Red Sox proven immediately wrong by Marcelo Mayer triumph

· Yahoo Sports

Red Sox proven immediately wrong by Marcelo Mayer triumph originally appeared on The Sporting News. Add The Sporting News as a Preferred Source by clicking here.

The Boston Red Sox fell into a simple trap on Opening Day.

Visit fish-roadgame.online for more information.

There was a left-handed pitcher on the mound, Cincinnati's Andrew Abbott, and so they sat promising prospect Marcelo Mayer because he bats left-handed. Isiah Kiner-Falefa started at second base instead.

It's an easy mistake to make, and Mayer quickly proved it to be the wrong call.

He was called upon to pinch-hit when the game was 0-0, then he doubled and came around to score.

Mayer got one more at bat, singled, and scored again.

And sure, those hits came off relievers, not the southpaw starter. But Mayer isn't the only player around baseball who was sent to the bench on Opening Day for a platoon matchup.

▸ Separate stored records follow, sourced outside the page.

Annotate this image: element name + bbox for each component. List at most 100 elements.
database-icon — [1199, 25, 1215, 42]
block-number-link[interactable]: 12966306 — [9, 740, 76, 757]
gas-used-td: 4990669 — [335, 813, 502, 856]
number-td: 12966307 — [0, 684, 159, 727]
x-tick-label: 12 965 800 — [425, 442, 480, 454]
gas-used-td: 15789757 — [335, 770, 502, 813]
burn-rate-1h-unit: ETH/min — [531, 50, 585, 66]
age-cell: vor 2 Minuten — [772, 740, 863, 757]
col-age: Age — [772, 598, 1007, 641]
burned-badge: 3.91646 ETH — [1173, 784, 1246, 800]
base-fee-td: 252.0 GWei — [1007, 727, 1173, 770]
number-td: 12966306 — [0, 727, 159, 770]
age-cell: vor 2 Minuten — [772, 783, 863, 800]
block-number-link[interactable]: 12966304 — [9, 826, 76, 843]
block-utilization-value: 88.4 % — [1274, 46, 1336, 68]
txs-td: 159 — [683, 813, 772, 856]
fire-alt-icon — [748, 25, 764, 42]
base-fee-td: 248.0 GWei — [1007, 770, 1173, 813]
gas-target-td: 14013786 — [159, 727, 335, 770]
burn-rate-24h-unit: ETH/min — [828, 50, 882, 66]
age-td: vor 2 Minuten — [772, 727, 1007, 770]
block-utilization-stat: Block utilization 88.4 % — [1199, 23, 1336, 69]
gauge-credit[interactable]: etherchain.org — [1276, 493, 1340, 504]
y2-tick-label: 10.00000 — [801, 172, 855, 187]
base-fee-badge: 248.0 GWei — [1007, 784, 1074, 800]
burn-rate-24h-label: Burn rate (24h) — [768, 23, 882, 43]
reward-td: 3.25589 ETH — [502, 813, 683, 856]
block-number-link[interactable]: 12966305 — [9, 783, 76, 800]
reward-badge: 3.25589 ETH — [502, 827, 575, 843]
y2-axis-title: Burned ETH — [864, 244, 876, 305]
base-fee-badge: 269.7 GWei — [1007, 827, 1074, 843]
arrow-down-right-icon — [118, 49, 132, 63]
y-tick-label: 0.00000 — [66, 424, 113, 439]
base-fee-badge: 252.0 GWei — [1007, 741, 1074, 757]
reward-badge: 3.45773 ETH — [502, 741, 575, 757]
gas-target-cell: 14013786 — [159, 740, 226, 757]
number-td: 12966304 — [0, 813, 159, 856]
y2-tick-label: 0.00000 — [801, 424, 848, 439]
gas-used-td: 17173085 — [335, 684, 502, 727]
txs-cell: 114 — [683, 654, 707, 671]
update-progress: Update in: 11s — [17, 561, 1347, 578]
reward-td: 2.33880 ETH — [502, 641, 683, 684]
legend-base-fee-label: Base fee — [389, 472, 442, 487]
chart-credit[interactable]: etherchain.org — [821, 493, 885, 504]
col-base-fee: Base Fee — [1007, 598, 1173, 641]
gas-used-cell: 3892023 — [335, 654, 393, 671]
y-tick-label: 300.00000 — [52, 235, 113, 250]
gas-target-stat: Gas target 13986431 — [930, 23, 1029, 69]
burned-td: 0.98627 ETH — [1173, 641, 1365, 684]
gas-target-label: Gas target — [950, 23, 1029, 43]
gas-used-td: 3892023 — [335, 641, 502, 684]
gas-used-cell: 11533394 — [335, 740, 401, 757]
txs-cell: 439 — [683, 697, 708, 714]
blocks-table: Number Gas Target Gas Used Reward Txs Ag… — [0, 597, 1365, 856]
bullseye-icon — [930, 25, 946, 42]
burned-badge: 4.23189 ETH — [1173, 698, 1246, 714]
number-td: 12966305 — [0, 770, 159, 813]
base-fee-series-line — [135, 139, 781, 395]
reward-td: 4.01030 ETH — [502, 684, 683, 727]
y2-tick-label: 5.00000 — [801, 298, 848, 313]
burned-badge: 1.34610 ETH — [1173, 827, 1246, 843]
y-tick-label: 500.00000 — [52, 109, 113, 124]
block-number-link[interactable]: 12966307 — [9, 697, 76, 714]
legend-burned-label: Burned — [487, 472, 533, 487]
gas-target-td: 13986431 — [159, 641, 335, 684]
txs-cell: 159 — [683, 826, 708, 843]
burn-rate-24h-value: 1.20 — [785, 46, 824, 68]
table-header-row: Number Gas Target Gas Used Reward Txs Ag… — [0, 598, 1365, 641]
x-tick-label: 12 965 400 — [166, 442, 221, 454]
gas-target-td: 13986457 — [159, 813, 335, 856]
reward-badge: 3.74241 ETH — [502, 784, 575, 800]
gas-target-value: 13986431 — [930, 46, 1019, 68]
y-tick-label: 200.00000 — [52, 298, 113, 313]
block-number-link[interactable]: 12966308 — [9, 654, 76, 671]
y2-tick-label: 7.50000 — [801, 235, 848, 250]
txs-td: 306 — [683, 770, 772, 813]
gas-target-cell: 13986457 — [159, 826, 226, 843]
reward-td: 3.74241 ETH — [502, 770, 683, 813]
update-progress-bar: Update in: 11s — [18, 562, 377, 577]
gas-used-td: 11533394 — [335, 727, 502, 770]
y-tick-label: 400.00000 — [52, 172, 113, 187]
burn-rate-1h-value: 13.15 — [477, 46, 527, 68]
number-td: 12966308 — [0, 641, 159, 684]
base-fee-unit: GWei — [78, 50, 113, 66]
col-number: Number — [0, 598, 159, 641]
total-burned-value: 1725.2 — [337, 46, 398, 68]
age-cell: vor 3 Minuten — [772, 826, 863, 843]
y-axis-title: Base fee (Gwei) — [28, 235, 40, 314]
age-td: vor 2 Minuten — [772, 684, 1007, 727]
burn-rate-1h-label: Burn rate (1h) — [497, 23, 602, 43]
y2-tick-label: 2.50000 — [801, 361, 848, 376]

Sure, that might be the season-long strategy, and maybe it's warranted.

But there's something different about Opening Day. Hope springs eternal. It's worth letting the players who earned the overall starting jobs be in the lineup, whether the platoon matchup favors them or not.

MORE: Mike Trout, Tiger Woods, and Superman without his cape

Mayer, as a top prospect, certainly deserves starts over IKF, a journeyman infielder. Boston doesn't have upside with Kiner-Falefa in the lineup, but it does with Mayer.

There's nothing wrong with being a bit unusual in an Opening Day lineup. The Los Angeles Dodgers started Miguel Rojas, who likely won't start the rest of the season against a right-hander when everyone is healthy, simply as a reward for his World Series heroics as he embarks upon what is likely his final MLB season.

Mayer is at the opposite end of the timeline from Rojas, but the point remains. Play the guys that deserve to be in the lineup.

Boston kept Mayer up in MLB because he earned his spot. And shoot, even if there's a lefty, let the kid play. He's got star potential, and he's got to play to have a chance at realizing it.